An existential mystery - but more fun
Special to the Seattle Times
XXX 1/2"Winter Sleepers," with Ulrich Matthes, Marie-Lou Sellem, Floriane Daniel, Heino Ferch, Josef Bierbichler. Written and directed by Tom Tykwer. Broadway Market. Unrated - some nudity, sex and violence. In German.
Tom Tykwer is a writer/director who believes in cause and effect - the most minute causes have the most profound effects in his films. So it wouldn't be surprising if the kinetic energy of his hit movie, "Run Lola Run" was caused, in part, by the patience of his previous film, "Winter Sleepers," which is only now getting a wide American release.
After filming all of these characters who stumble, day-dreaming, through their lives, Tykwer needed some action, which is what Lola, running, provided.
Frank Griebe's camera work, on the other hand, is always brash and energetic. In "Sleepers" it out-races cars and gives us breathtaking views down mountainsides, but its primary focus is on half-a-dozen characters whose lives intersect in seemingly tangential but ultimately catastrophic ways.
Laura (Marie-Lou Sellem) shares her small, cozy lodge in a skiing village in Germany with Rebecca (Floriane Daniel), who has spent a winter weekend, as she says, "Waiting." Waiting for what is answered (in part) the following morning, when Marco (Heino Ferch), a handsome ski instructor, shows up at her door, and she pulls him into her bedroom before he even has the chance to close the door to his new car. Meanwhile, Rene (Ulrich Matthes), a movie-theater projectionist who has closed the nearby bar "Sleepers," comes across the car and steals it, just as Theo (Josef Bierbichler), a struggling farmer, hitches up his horse trailer and sets out along the icy mountain roads.
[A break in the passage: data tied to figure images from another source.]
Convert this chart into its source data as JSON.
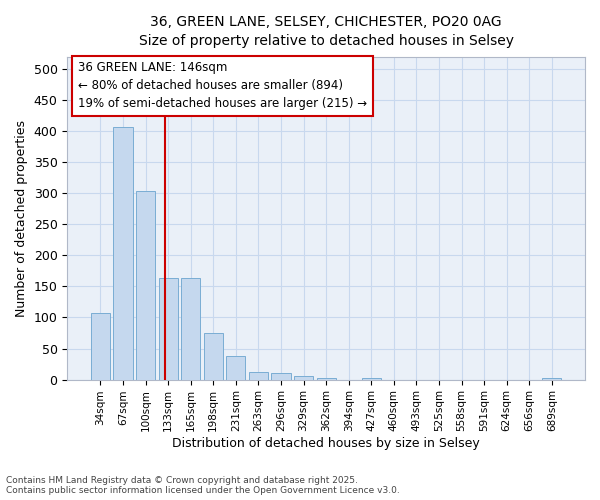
{
  "title_line1": "36, GREEN LANE, SELSEY, CHICHESTER, PO20 0AG",
  "title_line2": "Size of property relative to detached houses in Selsey",
  "xlabel": "Distribution of detached houses by size in Selsey",
  "ylabel": "Number of detached properties",
  "categories": [
    "34sqm",
    "67sqm",
    "100sqm",
    "133sqm",
    "165sqm",
    "198sqm",
    "231sqm",
    "263sqm",
    "296sqm",
    "329sqm",
    "362sqm",
    "394sqm",
    "427sqm",
    "460sqm",
    "493sqm",
    "525sqm",
    "558sqm",
    "591sqm",
    "624sqm",
    "656sqm",
    "689sqm"
  ],
  "values": [
    107,
    406,
    303,
    163,
    163,
    75,
    38,
    13,
    10,
    5,
    2,
    0,
    3,
    0,
    0,
    0,
    0,
    0,
    0,
    0,
    3
  ],
  "bar_color": "#c5d8ee",
  "bar_edge_color": "#7aadd4",
  "grid_color": "#c8d8ee",
  "background_color": "#eaf0f8",
  "fig_background": "#ffffff",
  "vline_x": 2.85,
  "vline_color": "#cc0000",
  "annotation_text": "36 GREEN LANE: 146sqm\n← 80% of detached houses are smaller (894)\n19% of semi-detached houses are larger (215) →",
  "annotation_box_color": "#ffffff",
  "annotation_box_edge": "#cc0000",
  "ylim": [
    0,
    520
  ],
  "yticks": [
    0,
    50,
    100,
    150,
    200,
    250,
    300,
    350,
    400,
    450,
    500
  ],
  "footer_line1": "Contains HM Land Registry data © Crown copyright and database right 2025.",
  "footer_line2": "Contains public sector information licensed under the Open Government Licence v3.0."
}
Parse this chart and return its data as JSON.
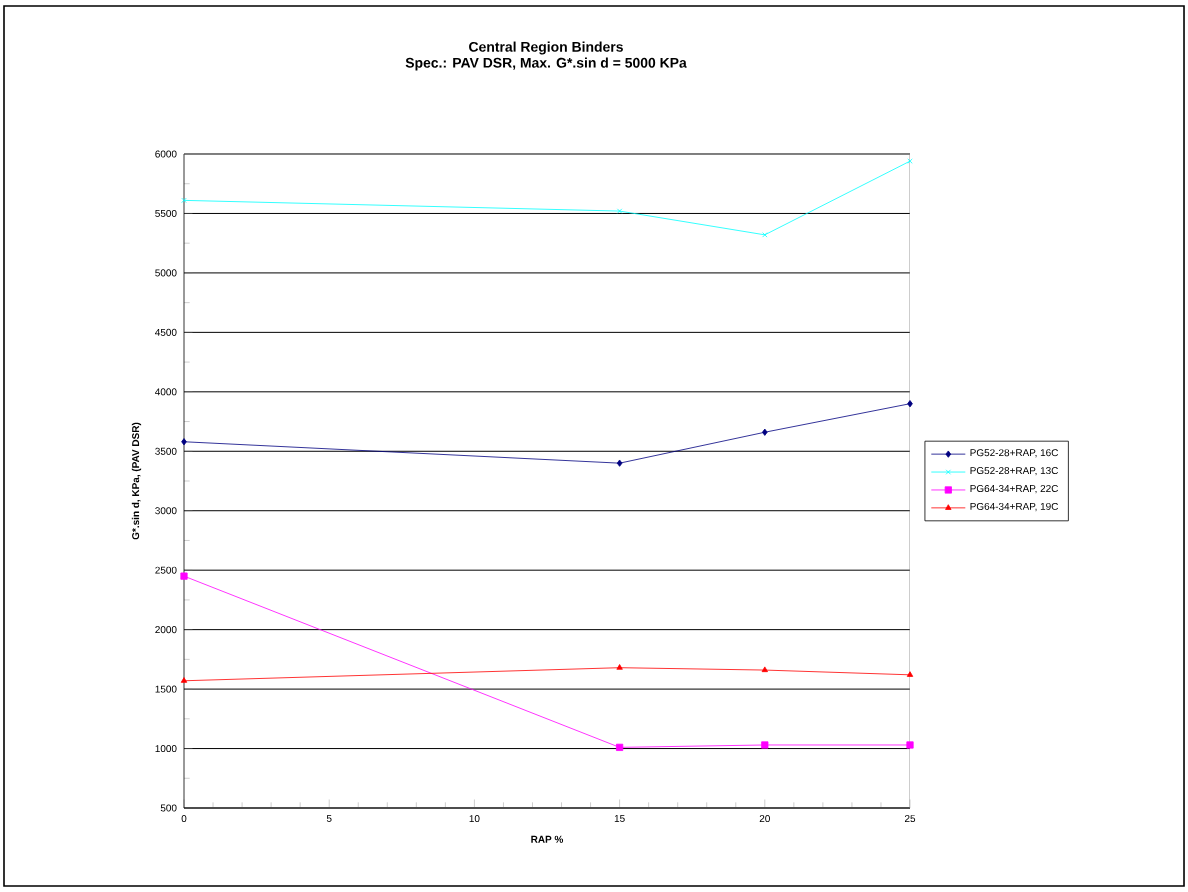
{
  "chart_data": {
    "type": "line",
    "title": "Central Region Binders",
    "subtitle": "Spec.: PAV DSR, Max. G*.sin d = 5000 KPa",
    "xlabel": "RAP %",
    "ylabel": "G*.sin d, KPa, (PAV DSR)",
    "x": [
      0,
      15,
      20,
      25
    ],
    "series": [
      {
        "name": "PG52-28+RAP, 16C",
        "color": "#000080",
        "marker": "diamond",
        "values": [
          3580,
          3400,
          3660,
          3900
        ]
      },
      {
        "name": "PG52-28+RAP, 13C",
        "color": "#00ffff",
        "marker": "cross",
        "values": [
          5610,
          5520,
          5320,
          5940
        ]
      },
      {
        "name": "PG64-34+RAP, 22C",
        "color": "#ff00ff",
        "marker": "square",
        "values": [
          2450,
          1010,
          1030,
          1030
        ]
      },
      {
        "name": "PG64-34+RAP, 19C",
        "color": "#ff0000",
        "marker": "triangle",
        "values": [
          1570,
          1680,
          1660,
          1620
        ]
      }
    ],
    "xlim": [
      0,
      25
    ],
    "xticks": [
      0,
      5,
      10,
      15,
      20,
      25
    ],
    "ylim": [
      500,
      6000
    ],
    "yticks": [
      500,
      1000,
      1500,
      2000,
      2500,
      3000,
      3500,
      4000,
      4500,
      5000,
      5500,
      6000
    ],
    "grid": "y",
    "legend": "right",
    "line_style": "solid"
  }
}
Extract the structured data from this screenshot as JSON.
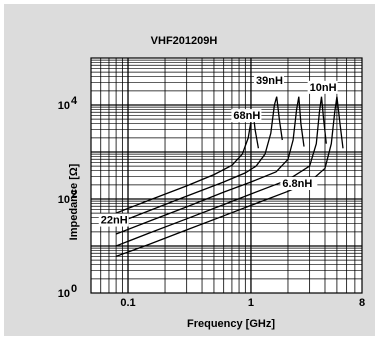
{
  "chart_data": {
    "type": "line",
    "title": "VHF201209H",
    "xlabel": "Frequency [GHz]",
    "ylabel": "Impedance [Ω]",
    "x_scale": "log",
    "y_scale": "log",
    "xlim": [
      0.05,
      8
    ],
    "ylim": [
      1,
      100000
    ],
    "grid": true,
    "x_ticks": [
      {
        "label": "0.1",
        "value": 0.1
      },
      {
        "label": "1",
        "value": 1
      },
      {
        "label": "8",
        "value": 8
      }
    ],
    "y_ticks": [
      {
        "label": "10",
        "exp": "0",
        "value": 1
      },
      {
        "label": "10",
        "exp": "2",
        "value": 100
      },
      {
        "label": "10",
        "exp": "4",
        "value": 10000
      }
    ],
    "series": [
      {
        "name": "68nH",
        "label_at": [
          0.72,
          5000
        ],
        "points": [
          [
            0.08,
            50
          ],
          [
            0.15,
            95
          ],
          [
            0.3,
            190
          ],
          [
            0.5,
            330
          ],
          [
            0.7,
            520
          ],
          [
            0.85,
            900
          ],
          [
            0.95,
            2000
          ],
          [
            1.0,
            4500
          ],
          [
            1.04,
            7000
          ],
          [
            1.08,
            3000
          ],
          [
            1.15,
            1200
          ]
        ]
      },
      {
        "name": "39nH",
        "label_at": [
          1.1,
          28000
        ],
        "points": [
          [
            0.08,
            30
          ],
          [
            0.15,
            57
          ],
          [
            0.3,
            115
          ],
          [
            0.6,
            230
          ],
          [
            0.9,
            360
          ],
          [
            1.1,
            500
          ],
          [
            1.3,
            900
          ],
          [
            1.45,
            2500
          ],
          [
            1.55,
            10000
          ],
          [
            1.62,
            15000
          ],
          [
            1.7,
            5000
          ],
          [
            1.8,
            1800
          ]
        ]
      },
      {
        "name": "10nH",
        "label_at": [
          3.0,
          20000
        ],
        "points": [
          [
            0.08,
            18
          ],
          [
            0.15,
            34
          ],
          [
            0.3,
            68
          ],
          [
            0.6,
            140
          ],
          [
            1.0,
            230
          ],
          [
            1.6,
            380
          ],
          [
            2.0,
            700
          ],
          [
            2.2,
            1800
          ],
          [
            2.35,
            8000
          ],
          [
            2.45,
            15000
          ],
          [
            2.55,
            4000
          ],
          [
            2.7,
            1300
          ]
        ]
      },
      {
        "name": "22nH",
        "label_at": [
          0.06,
          30
        ],
        "points": [
          [
            0.08,
            10
          ],
          [
            0.15,
            19
          ],
          [
            0.3,
            38
          ],
          [
            0.6,
            76
          ],
          [
            1.0,
            128
          ],
          [
            2.0,
            256
          ],
          [
            3.0,
            500
          ],
          [
            3.4,
            1500
          ],
          [
            3.6,
            7000
          ],
          [
            3.75,
            15000
          ],
          [
            3.9,
            5000
          ],
          [
            4.1,
            1500
          ]
        ]
      },
      {
        "name": "6.8nH",
        "label_at": [
          1.8,
          180
        ],
        "points": [
          [
            0.08,
            6
          ],
          [
            0.15,
            11
          ],
          [
            0.3,
            22
          ],
          [
            0.6,
            44
          ],
          [
            1.0,
            73
          ],
          [
            2.0,
            146
          ],
          [
            3.0,
            230
          ],
          [
            4.0,
            450
          ],
          [
            4.5,
            1500
          ],
          [
            4.8,
            7000
          ],
          [
            5.0,
            15000
          ],
          [
            5.3,
            4000
          ],
          [
            5.6,
            1200
          ]
        ]
      }
    ]
  }
}
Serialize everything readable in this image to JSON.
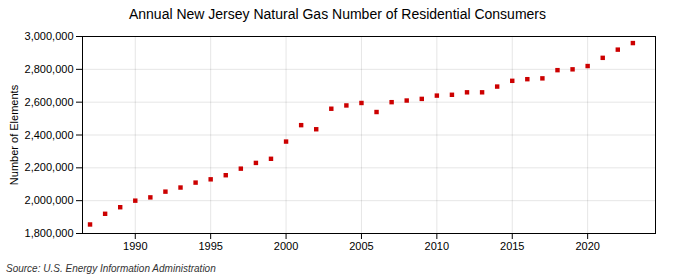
{
  "chart_data": {
    "type": "scatter",
    "title": "Annual New Jersey Natural Gas Number of Residential Consumers",
    "ylabel": "Number of Elements",
    "source": "Source: U.S. Energy Information Administration",
    "x": [
      1987,
      1988,
      1989,
      1990,
      1991,
      1992,
      1993,
      1994,
      1995,
      1996,
      1997,
      1998,
      1999,
      2000,
      2001,
      2002,
      2003,
      2004,
      2005,
      2006,
      2007,
      2008,
      2009,
      2010,
      2011,
      2012,
      2013,
      2014,
      2015,
      2016,
      2017,
      2018,
      2019,
      2020,
      2021,
      2022,
      2023
    ],
    "values": [
      1855000,
      1920000,
      1960000,
      2000000,
      2020000,
      2055000,
      2080000,
      2110000,
      2130000,
      2155000,
      2195000,
      2230000,
      2255000,
      2360000,
      2460000,
      2435000,
      2560000,
      2580000,
      2595000,
      2540000,
      2600000,
      2610000,
      2620000,
      2640000,
      2645000,
      2660000,
      2660000,
      2695000,
      2730000,
      2740000,
      2745000,
      2795000,
      2800000,
      2820000,
      2870000,
      2920000,
      2960000
    ],
    "color": "#cc0000",
    "marker": "square",
    "xlim": [
      1986.5,
      2024.5
    ],
    "xticks": [
      1990,
      1995,
      2000,
      2005,
      2010,
      2015,
      2020
    ],
    "ylim": [
      1800000,
      3000000
    ],
    "yticks": [
      {
        "value": 1800000,
        "label": "1,800,000"
      },
      {
        "value": 2000000,
        "label": "2,000,000"
      },
      {
        "value": 2200000,
        "label": "2,200,000"
      },
      {
        "value": 2400000,
        "label": "2,400,000"
      },
      {
        "value": 2600000,
        "label": "2,600,000"
      },
      {
        "value": 2800000,
        "label": "2,800,000"
      },
      {
        "value": 3000000,
        "label": "3,000,000"
      }
    ],
    "grid": true
  }
}
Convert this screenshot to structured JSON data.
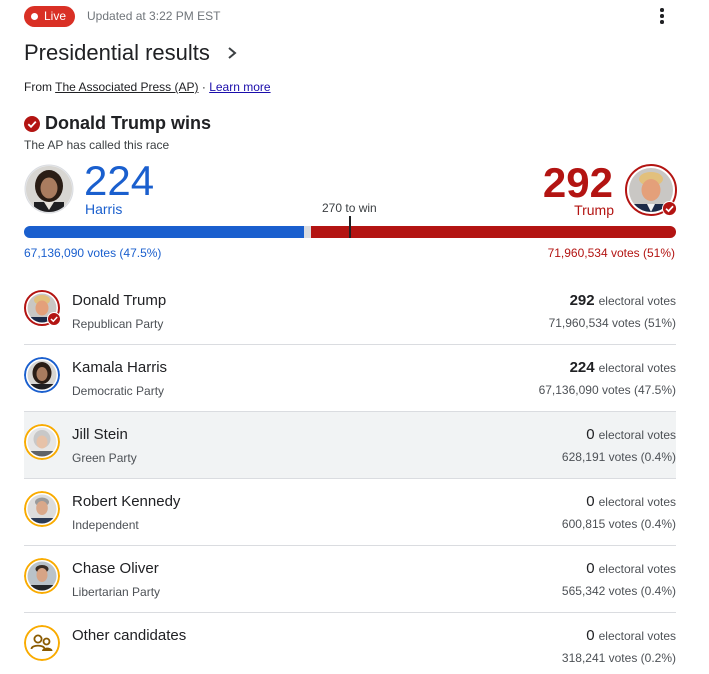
{
  "header": {
    "live_label": "Live",
    "updated_text": "Updated at 3:22 PM EST",
    "more_icon": "more-vert-icon"
  },
  "title": "Presidential results",
  "source": {
    "prefix": "From ",
    "link_text": "The Associated Press (AP)",
    "separator": " · ",
    "learn_more": "Learn more"
  },
  "winner": {
    "text": "Donald Trump wins",
    "subtext": "The AP has called this race"
  },
  "tally": {
    "dem_ev": "224",
    "dem_name": "Harris",
    "rep_ev": "292",
    "rep_name": "Trump",
    "to_win": "270 to win",
    "dem_share": 0.4296,
    "rep_share": 0.5604,
    "dem_votes": "67,136,090 votes (47.5%)",
    "rep_votes": "71,960,534 votes (51%)"
  },
  "colors": {
    "democrat": "#1a5fce",
    "republican": "#b31412",
    "other_ring": "#f9ab00"
  },
  "candidates": [
    {
      "name": "Donald Trump",
      "party": "Republican Party",
      "ev": "292",
      "ev_label": "electoral votes",
      "votes": "71,960,534 votes (51%)"
    },
    {
      "name": "Kamala Harris",
      "party": "Democratic Party",
      "ev": "224",
      "ev_label": "electoral votes",
      "votes": "67,136,090 votes (47.5%)"
    },
    {
      "name": "Jill Stein",
      "party": "Green Party",
      "ev": "0",
      "ev_label": "electoral votes",
      "votes": "628,191 votes (0.4%)"
    },
    {
      "name": "Robert Kennedy",
      "party": "Independent",
      "ev": "0",
      "ev_label": "electoral votes",
      "votes": "600,815 votes (0.4%)"
    },
    {
      "name": "Chase Oliver",
      "party": "Libertarian Party",
      "ev": "0",
      "ev_label": "electoral votes",
      "votes": "565,342 votes (0.4%)"
    },
    {
      "name": "Other candidates",
      "party": "",
      "ev": "0",
      "ev_label": "electoral votes",
      "votes": "318,241 votes (0.2%)"
    }
  ]
}
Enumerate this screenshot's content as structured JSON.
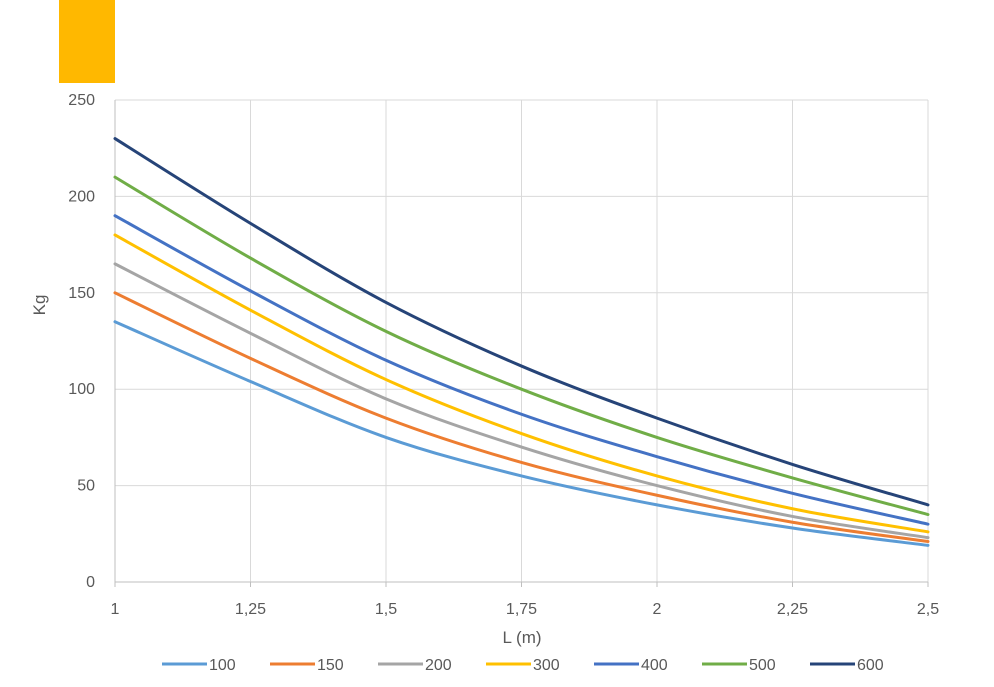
{
  "accent_color": "#FFB800",
  "chart_data": {
    "type": "line",
    "title": "",
    "xlabel": "L (m)",
    "ylabel": "Kg",
    "xlim": [
      1,
      2.5
    ],
    "ylim": [
      0,
      250
    ],
    "x_ticks": [
      1,
      1.25,
      1.5,
      1.75,
      2,
      2.25,
      2.5
    ],
    "x_tick_labels": [
      "1",
      "1,25",
      "1,5",
      "1,75",
      "2",
      "2,25",
      "2,5"
    ],
    "y_ticks": [
      0,
      50,
      100,
      150,
      200,
      250
    ],
    "y_tick_labels": [
      "0",
      "50",
      "100",
      "150",
      "200",
      "250"
    ],
    "grid": true,
    "legend_position": "bottom",
    "x": [
      1,
      1.25,
      1.5,
      1.75,
      2,
      2.25,
      2.5
    ],
    "series": [
      {
        "name": "100",
        "color": "#5B9BD5",
        "values": [
          135,
          104,
          75,
          55,
          40,
          28,
          19
        ]
      },
      {
        "name": "150",
        "color": "#ED7D31",
        "values": [
          150,
          116,
          85,
          62,
          45,
          31,
          21
        ]
      },
      {
        "name": "200",
        "color": "#A5A5A5",
        "values": [
          165,
          129,
          95,
          70,
          50,
          34,
          23
        ]
      },
      {
        "name": "300",
        "color": "#FFC000",
        "values": [
          180,
          141,
          105,
          77,
          55,
          38,
          26
        ]
      },
      {
        "name": "400",
        "color": "#4472C4",
        "values": [
          190,
          151,
          115,
          87,
          65,
          46,
          30
        ]
      },
      {
        "name": "500",
        "color": "#70AD47",
        "values": [
          210,
          168,
          130,
          100,
          75,
          54,
          35
        ]
      },
      {
        "name": "600",
        "color": "#264478",
        "values": [
          230,
          186,
          145,
          112,
          85,
          61,
          40
        ]
      }
    ]
  }
}
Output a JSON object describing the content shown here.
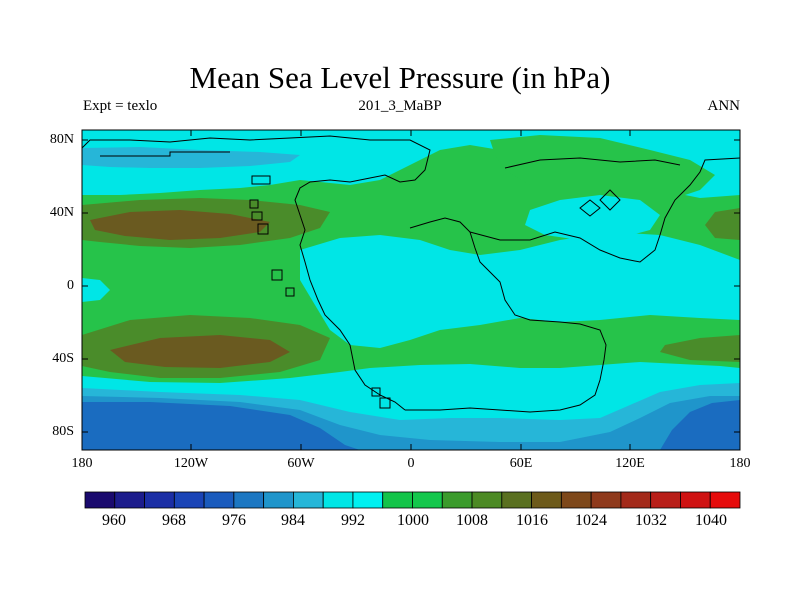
{
  "title": "Mean Sea Level Pressure (in hPa)",
  "subtitle_left": "Expt = texlo",
  "subtitle_center": "201_3_MaBP",
  "subtitle_right": "ANN",
  "latitude_labels": [
    "80N",
    "40N",
    "0",
    "40S",
    "80S"
  ],
  "longitude_labels": [
    "180",
    "120W",
    "60W",
    "0",
    "60E",
    "120E",
    "180"
  ],
  "colorbar": {
    "labels": [
      "960",
      "968",
      "976",
      "984",
      "992",
      "1000",
      "1008",
      "1016",
      "1024",
      "1032",
      "1040"
    ],
    "colors": [
      "#1a0a6e",
      "#1c1c8c",
      "#1b2ea5",
      "#1a44b6",
      "#1a5bbd",
      "#1c77c2",
      "#1f95cb",
      "#26b6d8",
      "#00e6e6",
      "#00f0f0",
      "#13c449",
      "#14c74c",
      "#3b9b2c",
      "#4c8a24",
      "#5a7020",
      "#6d5a1a",
      "#7e481a",
      "#8f3a1c",
      "#a32a1a",
      "#b81e18",
      "#cf1212",
      "#e60b0b"
    ]
  },
  "map_colors": {
    "p992": "#00c8d8",
    "p1000": "#00e6e6",
    "p1008": "#26c34a",
    "p1016": "#4a8c2a",
    "p1024": "#6a5a20",
    "p984": "#2a9ec8",
    "p976": "#1a6cc0"
  }
}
Unbeknownst to him, his young daughter has stowed away aboard the trailer.
Rene and Theo are on a collision course, and in its aftermath, as Rene wanders dazed from the car wreck, Theo sees through the cracked windshield, sizzling like neon, the snakelike image of the scar on the back of Rene's head. After his daughter lapses into a coma he becomes obsessed with this image. Finding the owner of the scar, he feels, will mean finding the culprit of the crash, but the audience knows that blame is not so easily parceled out.
Indeed, if "Lola" could be considered an existential action movie, then "Winter Sleepers" is an existential mystery: a mystery in which the audience knows most of the answers, while the characters search for clues to the wrong questions.
It's also a complex, sexy film. Characters are never served to us whole, on a platter, but are revealed bit by bit through the story line. We see Laura walking to work listening to "A Streetcar Named Desire" on headphones and repeating Blanche's lines. Is she an actress? No, we find out a moment later, a nurse, but she acts in the local theater, which is where she meets Rene.
The two begin a relationship just as Rebecca's affair with Marco stagnates, and then twists itself into knots. Marco seems a lunk who grows more jealous of Rebecca the more he cheats on her. Yet he's vulnerable in a feminine way. After they fight, Rebecca tells him, without irony, "You're lovely when you're angry." He fears she's only interested in him for sex, which may be the case. At one point the two women talk about him:
Laura: I don't understand what he wants.
Rebecca: From me?
The question applies back to them as well - what do they want? - and to the other characters in the film. Ultimately the question applies to the human condition, and thus to the audience. Are we all just sleepwalking through life?